Sulla scorta di documenti e delle deposizioni dei testimoni, il pm ha sottolineato i ruoli degli imputati e i numeri di uno tra i più grandi fallimenti di sempre mai registrati in provincia di Latina. Lo ha fatto con una ricostruzione tecnica e analitica: dalla falsa rappresentazione dello stato patrimoniale in cui si trovava la società, alla mancanza di soldi per pagare la merce, alle perdite iniziate nel 2005, al ruolo anche delle altre società gravitanti attorno al gruppo madre. Il magistrato alla fine ha chiesto 10 anni per Rossana Izzi, presidente del Consiglio di amministrazione, 7 anni per il revisore addetto al controllo contabile Sandro Silenzi, commercialista di Frosinone, ex assessore comunale del capoluogo ciociaro, 7 anni e sei mesi per Sergio Gasbarra, presidente del Collegio sindacale, sei anni per Paolo Barberini, ex amministratore delegato della Midal.

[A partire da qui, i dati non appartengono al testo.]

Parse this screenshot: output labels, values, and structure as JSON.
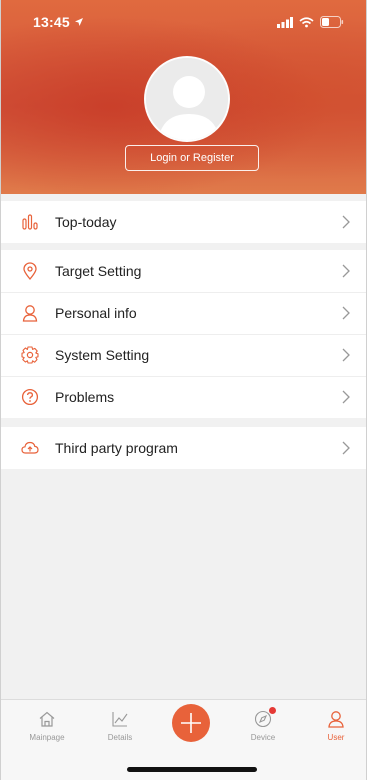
{
  "status_bar": {
    "time": "13:45"
  },
  "header": {
    "login_label": "Login or Register"
  },
  "group1": [
    {
      "label": "Top-today",
      "icon": "bar-chart-icon"
    }
  ],
  "group2": [
    {
      "label": "Target Setting",
      "icon": "location-pin-icon"
    },
    {
      "label": "Personal info",
      "icon": "person-icon"
    },
    {
      "label": "System Setting",
      "icon": "gear-icon"
    },
    {
      "label": "Problems",
      "icon": "question-icon"
    }
  ],
  "group3": [
    {
      "label": "Third party program",
      "icon": "cloud-upload-icon"
    }
  ],
  "tabbar": {
    "items": [
      {
        "label": "Mainpage",
        "icon": "home-icon"
      },
      {
        "label": "Details",
        "icon": "line-chart-icon"
      },
      {
        "label": "Device",
        "icon": "compass-icon"
      },
      {
        "label": "User",
        "icon": "user-icon"
      }
    ],
    "active": "User"
  },
  "colors": {
    "accent": "#e8623a",
    "header": "#d9573b",
    "badge": "#e53935"
  }
}
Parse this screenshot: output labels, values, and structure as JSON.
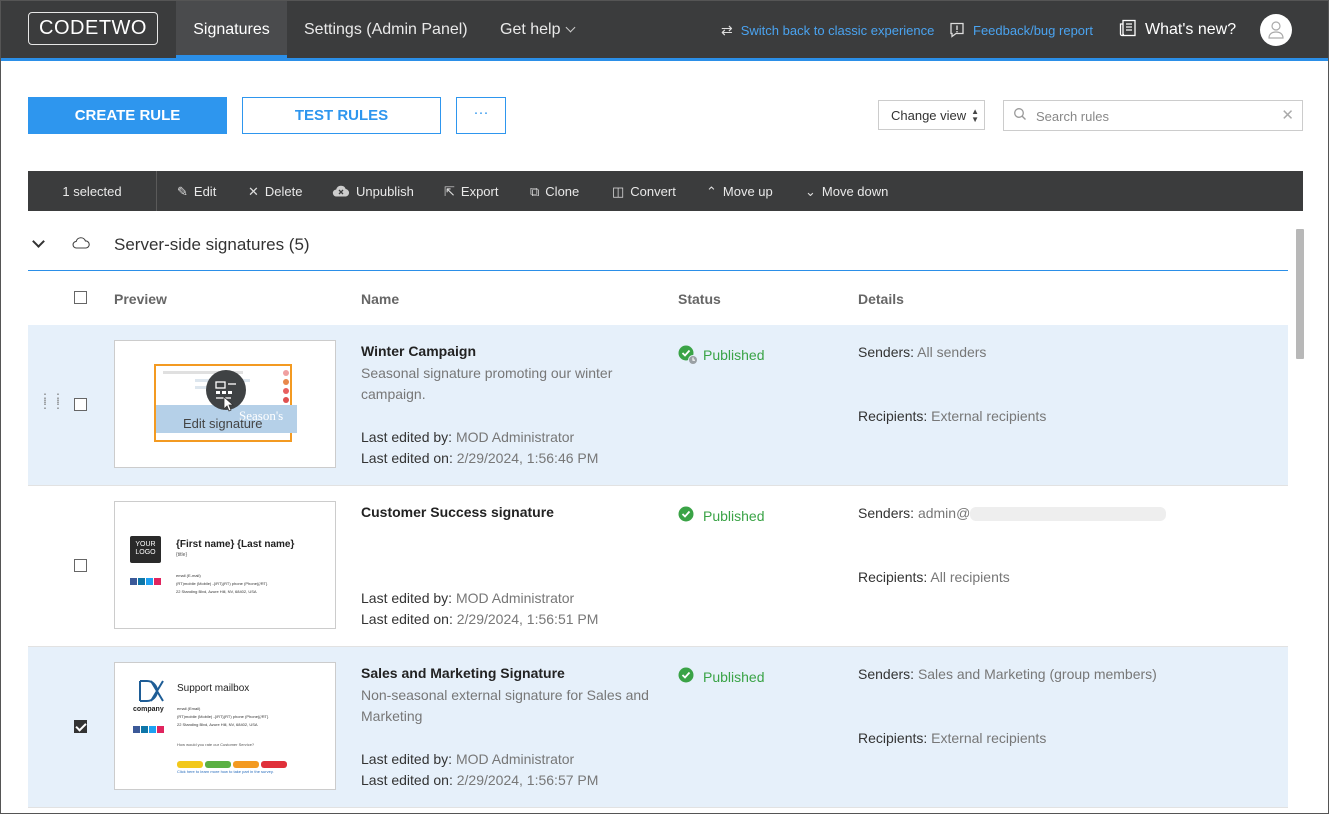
{
  "app": {
    "logo": "CODETWO",
    "nav": [
      {
        "label": "Signatures",
        "active": true
      },
      {
        "label": "Settings (Admin Panel)",
        "active": false
      },
      {
        "label": "Get help",
        "active": false
      }
    ],
    "links": {
      "switch_classic": "Switch back to classic experience",
      "feedback": "Feedback/bug report",
      "whats_new": "What's new?"
    },
    "accent_color": "#2b8fe8"
  },
  "actions": {
    "create_rule": "CREATE RULE",
    "test_rules": "TEST RULES",
    "more": "···",
    "change_view": "Change view",
    "search_placeholder": "Search rules"
  },
  "toolbar": {
    "selected": "1 selected",
    "items": [
      "Edit",
      "Delete",
      "Unpublish",
      "Export",
      "Clone",
      "Convert",
      "Move up",
      "Move down"
    ]
  },
  "group": {
    "title": "Server-side signatures (5)"
  },
  "table": {
    "headers": {
      "preview": "Preview",
      "name": "Name",
      "status": "Status",
      "details": "Details"
    },
    "rows": [
      {
        "name": "Winter Campaign",
        "description": "Seasonal signature promoting our winter campaign.",
        "edited_by_label": "Last edited by:",
        "edited_by": "MOD Administrator",
        "edited_on_label": "Last edited on:",
        "edited_on": "2/29/2024, 1:56:46 PM",
        "status": "Published",
        "senders_label": "Senders:",
        "senders": "All senders",
        "recipients_label": "Recipients:",
        "recipients": "External recipients",
        "checked": false,
        "hover_label": "Edit signature",
        "preview_text": "Season's"
      },
      {
        "name": "Customer Success signature",
        "description": "",
        "edited_by_label": "Last edited by:",
        "edited_by": "MOD Administrator",
        "edited_on_label": "Last edited on:",
        "edited_on": "2/29/2024, 1:56:51 PM",
        "status": "Published",
        "senders_label": "Senders:",
        "senders": "admin@",
        "recipients_label": "Recipients:",
        "recipients": "All recipients",
        "checked": false,
        "preview_logo": "YOUR LOGO",
        "preview_name": "{First name} {Last name}",
        "preview_title": "{title}",
        "preview_lines": [
          "email (E-mail)",
          "(RT)mobile (Mobile) -{/RT}(RT) phone (Phone){/RT}",
          "22 Standing Blvd, Azure Hill, NV, 68402, USA"
        ]
      },
      {
        "name": "Sales and Marketing Signature",
        "description": "Non-seasonal external signature for Sales and Marketing",
        "edited_by_label": "Last edited by:",
        "edited_by": "MOD Administrator",
        "edited_on_label": "Last edited on:",
        "edited_on": "2/29/2024, 1:56:57 PM",
        "status": "Published",
        "senders_label": "Senders:",
        "senders": "Sales and Marketing (group members)",
        "recipients_label": "Recipients:",
        "recipients": "External recipients",
        "checked": true,
        "preview_company": "company",
        "preview_name": "Support mailbox",
        "preview_lines": [
          "email (Email)",
          "(RT)mobile (Mobile) -{/RT}(RT) phone (Phone){/RT}",
          "22 Standing Blvd, Azure Hill, NV, 68402, USA"
        ],
        "preview_question": "How would you rate our Customer Service?",
        "preview_footer": "Click here to learn more how to take part in the survey."
      }
    ]
  },
  "status_color": "#3aa346"
}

E infine 3 anni e 4 mesi per Giacomo Pontillo. Chiesta l'assoluzione per i sindaci Stefano Pisanu perchè il fatto non costituisce reato e Pietro Gasbarra per non aver commesso il fatto e perchè il fatto non costituisce reato. Il pm ha chiesto il non doversi procedere perchè i reati sono estinti per prescrizione nei confronti di Antonio e Piero Bova e Giuseppe Piscina. Gli imputati nei cui confronti è stata chiesta la condanna sono ritenuti i presunti responsabili di aver dissimulato lo stato di difficoltà della società con operazioni che hanno distratto all'attività degli importi milionari ai danni dei creditori con bilanci falsi. Le parti civili rappresentate dagli avvocati Guglielmo Raso, Valentina Macor, Claudio Maria Cardarello, Franco Sassu, si sono riportati alle richieste della pubblica accusa e hanno sottolineato il danno morale degli ex dipendenti. «Quando hanno perso il lavoro hanno perso un ruolo nella società». I reati ipotizzati sono oltre che bancarotta anche accesso abusivo al credito. Secondo il castello accusatorio, il buco economico era stato provocato da operazioni che hanno indirizzato l'azienda al dissesto. Dagli scaffali vuoti in alcuni supermercati della città al tracollo finanziario, il passo è stato breve.